One thing you don’t hear much about in the discussions of guns: race.
That is an astonishing omission, because race ought to be an inescapable part of the debate. Gun-related violence and murders are concentrated among blacks and Latinos in big cities. Murders with guns are the No. 1 cause of death for African-American men between the ages of 15 and 34. But talking about race in the context of guns would also mean taking on a subject that can’t be addressed by passing a law: the family-breakdown issues that lead too many minority children to find social status and power in guns. Read more
Newtown and Aurora notwithstanding, gun violence is nothing new to communities of color in major cities around the country. News reports are typically the same: a young person dies and their family feels extraordinary grief about a life lost long before its time. But my family’s story is different. We lost two men who were grandfathers, and none of the talk about new gun laws will bring them back.
Ron Fennel, 53, was shot to death one block from his Detroit home in June 2011. He was a father of two, as well as a patriarch and chef to an extended family void of male leadership after our last uncle died in 2006. My cousin was busy on the streets back in the 1970s and 80s and had made a lot of mistakes in his life, but he was working hard to overcome them at the time of his passing.
We were working together to launch a family fruit and vegetable garden in the city. It was to be our contribution to our hometown’s rebuilding efforts. Ron had other ambitious plans too. He was anxious to end the family dysfunction created by his absence and inactivity as a father. His first step was to build and sustain a relationship with his newly discovered eight year old granddaughter.
With her father, Ron’s son, in prison and mother working long hours, Ron had become an almost daily fixture in his granddaughter’s life and was determined to be a positive male role model. Her poem of sadness at Ron’s funeral about their new relationship lost had everyone in tears.

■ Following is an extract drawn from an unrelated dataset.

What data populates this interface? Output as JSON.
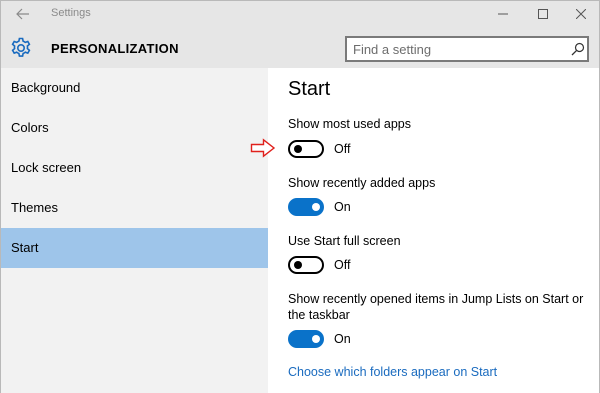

Despite Detroit police department sources fingering a suspect, the prosecutor remains reluctant to bring charges. Ron’s old police record is cited as a reason for the hesitation.
Prince Chapman, 64, was shot by a 12 year old boy outside his Fort Wayne, Indiana auto repair shop in 1998. He was a father of five successful adult children and a grandfather of 10. My uncle was also a long-time youth football coach, mentor and community activist in a town without many heroes. His commitment to the city was so noteworthy that mourners waited for hours in a line at least a half mile long to pay their respects.
Unlike my cousin’s case in Detroit, this case was solved quickly. The boy responsible for my uncle’s death was angry about his dismissal from the football team because of disruptive behavior. The boy already had a criminal history. My uncle was aware of it; however, he thought his positive influence could help another troubled young man.
In spite of their overwhelming grief, my uncle’s widow and children adhered to that same positivity and allowed prosecutors to offer a plea bargain to the young murderer. Released from prison in August 2012 and now in his late 20s, the young man was given a chance to start over with the family’s blessing.